Witcheskin and Rough Sleepers, both set in the Lunar Shadows verse, are two very different but closely entwined stories set in the lush wilds of rural Wales and the harsh gritty inner city of South West England. Two very different main characters and two very different mysteries to be solved. Both are a blend of horror, urban fantasy and LGBTQ+ romance, with colourful supporting casts and complex villains whose motives are driven by their basic human natures.

They have own-voices trans and queer representation, and both books are standalones, but set in the same universe.

Synopsis for Witcheskin:

Following the disappearance of his father, keen photographer Owen returns to the Welsh village where his parents grew up to live with his mother and her boyfriend. Despite being born in Wales and having been raised in England, Owen feels like an outcast, and the villagers are unfriendly. He soon discovers an epidemic of cattle mutilations that have been spreading through the countryside like a rash and, determined to discover the cause, he takes up his camera and starts snapping pictures.

While pursuing the mystery, he meets Maredudd, an old friend of his parents of whom they had never spoken, and Owen can’t help but feel drawn to him. Maredudd seems to know more about the mutilations than the other villagers are willing to admit, and even more about the supposed death of Owen’s father than his own mother does. Maredudd shows Owen things he never thought possible, and Owen soon finds himself at the centre of the kind of folk tale only his father could dream of.

Synopsis for Rough Sleepers:

Leon, drag performer and club owner, is attacked by a werewolf one night and loses an arm—and more, after massacring his club guests.
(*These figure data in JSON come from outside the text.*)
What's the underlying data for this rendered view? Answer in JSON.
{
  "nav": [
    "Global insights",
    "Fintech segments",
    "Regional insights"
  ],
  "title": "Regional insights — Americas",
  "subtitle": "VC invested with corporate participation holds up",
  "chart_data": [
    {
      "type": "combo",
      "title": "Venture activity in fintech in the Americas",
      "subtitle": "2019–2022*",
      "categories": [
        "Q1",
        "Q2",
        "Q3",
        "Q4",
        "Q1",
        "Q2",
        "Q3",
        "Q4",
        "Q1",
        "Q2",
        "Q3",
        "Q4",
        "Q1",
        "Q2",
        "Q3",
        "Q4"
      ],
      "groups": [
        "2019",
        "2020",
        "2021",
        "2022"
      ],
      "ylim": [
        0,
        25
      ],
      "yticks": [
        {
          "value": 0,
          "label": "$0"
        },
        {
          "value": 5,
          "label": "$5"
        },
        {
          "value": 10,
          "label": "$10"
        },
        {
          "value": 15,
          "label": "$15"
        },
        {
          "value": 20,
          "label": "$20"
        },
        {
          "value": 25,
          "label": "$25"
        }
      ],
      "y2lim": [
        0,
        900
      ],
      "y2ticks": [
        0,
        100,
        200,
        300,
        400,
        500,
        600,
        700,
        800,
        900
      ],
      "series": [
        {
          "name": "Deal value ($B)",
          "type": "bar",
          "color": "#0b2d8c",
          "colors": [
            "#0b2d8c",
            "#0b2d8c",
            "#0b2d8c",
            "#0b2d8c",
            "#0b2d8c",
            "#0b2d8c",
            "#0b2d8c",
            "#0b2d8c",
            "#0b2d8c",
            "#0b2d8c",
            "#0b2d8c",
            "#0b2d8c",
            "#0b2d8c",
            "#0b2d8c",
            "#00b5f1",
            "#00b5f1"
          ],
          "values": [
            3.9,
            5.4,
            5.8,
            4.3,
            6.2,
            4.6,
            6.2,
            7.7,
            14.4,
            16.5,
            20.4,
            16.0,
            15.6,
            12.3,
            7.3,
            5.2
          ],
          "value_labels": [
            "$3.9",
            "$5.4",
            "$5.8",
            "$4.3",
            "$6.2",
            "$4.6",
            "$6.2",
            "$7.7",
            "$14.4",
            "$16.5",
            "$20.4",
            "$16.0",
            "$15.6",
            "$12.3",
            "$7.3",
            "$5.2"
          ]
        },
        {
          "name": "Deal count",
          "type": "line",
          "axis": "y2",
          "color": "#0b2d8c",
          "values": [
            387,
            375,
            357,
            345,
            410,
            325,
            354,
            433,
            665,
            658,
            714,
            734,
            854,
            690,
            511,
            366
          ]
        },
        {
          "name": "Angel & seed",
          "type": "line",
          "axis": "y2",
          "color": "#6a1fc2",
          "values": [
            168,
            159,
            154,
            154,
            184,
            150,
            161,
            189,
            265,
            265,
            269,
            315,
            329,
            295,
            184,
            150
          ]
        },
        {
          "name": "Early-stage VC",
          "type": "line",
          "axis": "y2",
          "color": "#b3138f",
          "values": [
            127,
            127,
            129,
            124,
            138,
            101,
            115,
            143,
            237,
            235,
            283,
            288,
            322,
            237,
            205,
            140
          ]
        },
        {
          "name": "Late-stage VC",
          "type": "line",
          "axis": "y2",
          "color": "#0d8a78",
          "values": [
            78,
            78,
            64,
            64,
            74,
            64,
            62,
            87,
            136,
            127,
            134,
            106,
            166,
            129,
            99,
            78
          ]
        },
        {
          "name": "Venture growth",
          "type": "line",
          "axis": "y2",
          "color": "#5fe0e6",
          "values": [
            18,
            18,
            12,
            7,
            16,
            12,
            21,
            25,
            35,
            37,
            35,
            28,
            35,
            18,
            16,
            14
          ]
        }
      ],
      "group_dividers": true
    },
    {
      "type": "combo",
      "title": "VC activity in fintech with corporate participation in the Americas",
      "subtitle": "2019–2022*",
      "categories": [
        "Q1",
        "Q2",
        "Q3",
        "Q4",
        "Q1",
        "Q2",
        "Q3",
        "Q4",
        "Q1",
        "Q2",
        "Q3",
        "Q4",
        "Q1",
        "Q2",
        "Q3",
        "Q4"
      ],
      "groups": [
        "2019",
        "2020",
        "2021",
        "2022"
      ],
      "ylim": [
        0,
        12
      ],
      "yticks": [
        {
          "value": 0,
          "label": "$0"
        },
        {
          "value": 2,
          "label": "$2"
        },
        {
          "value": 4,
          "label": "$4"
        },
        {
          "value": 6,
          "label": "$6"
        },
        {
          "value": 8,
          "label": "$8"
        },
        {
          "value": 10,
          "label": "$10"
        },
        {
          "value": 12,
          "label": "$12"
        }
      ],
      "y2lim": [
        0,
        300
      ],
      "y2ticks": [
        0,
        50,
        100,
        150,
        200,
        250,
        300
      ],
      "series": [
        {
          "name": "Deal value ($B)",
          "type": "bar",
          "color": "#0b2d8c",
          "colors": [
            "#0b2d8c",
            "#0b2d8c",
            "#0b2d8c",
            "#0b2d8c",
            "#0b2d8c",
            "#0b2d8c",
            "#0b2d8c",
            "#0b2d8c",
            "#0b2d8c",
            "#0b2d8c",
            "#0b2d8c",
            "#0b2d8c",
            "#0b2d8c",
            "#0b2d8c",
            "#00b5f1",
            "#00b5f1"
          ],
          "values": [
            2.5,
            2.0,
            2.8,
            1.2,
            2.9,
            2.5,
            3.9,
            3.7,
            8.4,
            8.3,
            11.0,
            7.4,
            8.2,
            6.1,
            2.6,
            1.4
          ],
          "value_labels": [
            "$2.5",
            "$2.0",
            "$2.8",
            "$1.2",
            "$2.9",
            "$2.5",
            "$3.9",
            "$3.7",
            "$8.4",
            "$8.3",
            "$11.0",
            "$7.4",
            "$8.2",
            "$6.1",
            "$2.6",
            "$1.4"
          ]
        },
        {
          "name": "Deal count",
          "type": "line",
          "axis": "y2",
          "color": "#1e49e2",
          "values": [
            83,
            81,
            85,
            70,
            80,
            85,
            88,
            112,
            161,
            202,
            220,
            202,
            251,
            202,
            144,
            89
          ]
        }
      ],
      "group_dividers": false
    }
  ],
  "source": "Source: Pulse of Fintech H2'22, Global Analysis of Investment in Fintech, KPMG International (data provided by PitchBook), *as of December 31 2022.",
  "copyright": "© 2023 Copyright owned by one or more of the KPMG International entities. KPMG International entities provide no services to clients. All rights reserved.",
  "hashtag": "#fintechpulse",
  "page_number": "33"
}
Now homeless and tormented by nightmares, he runs away from everything he knows.

Eventually, he meets Ceri, who invites Leon to live with him above a shop owned by a woman who lost her husband and son to a werewolf attack. She and Ceri are still hunting the unknown perpetrator, and Leon gladly lends his own assistance, eager to atone for his bloody past in the hopes he might one day be able to have a home and family again…


Nem Rowan lives in Sweden with his wife and their girlfriend. He loves reading non-fiction and is fascinated by True Crime and unsolved mysteries, especially missing persons cases and serial killers. Nem is also well-read in mythology and folk tales, particularly British and European folklore. He is a huge fan of Horror movies and Retrowave music.

Nem started writing when he was 11 years old and since then, he’s never looked back. Romance has always been his favourite genre after inheriting a box of Mills & Boon novels from his grandma, but being a Horror fan, there is always some way for him to work in a bit of that to make sure things don’t get too mushy.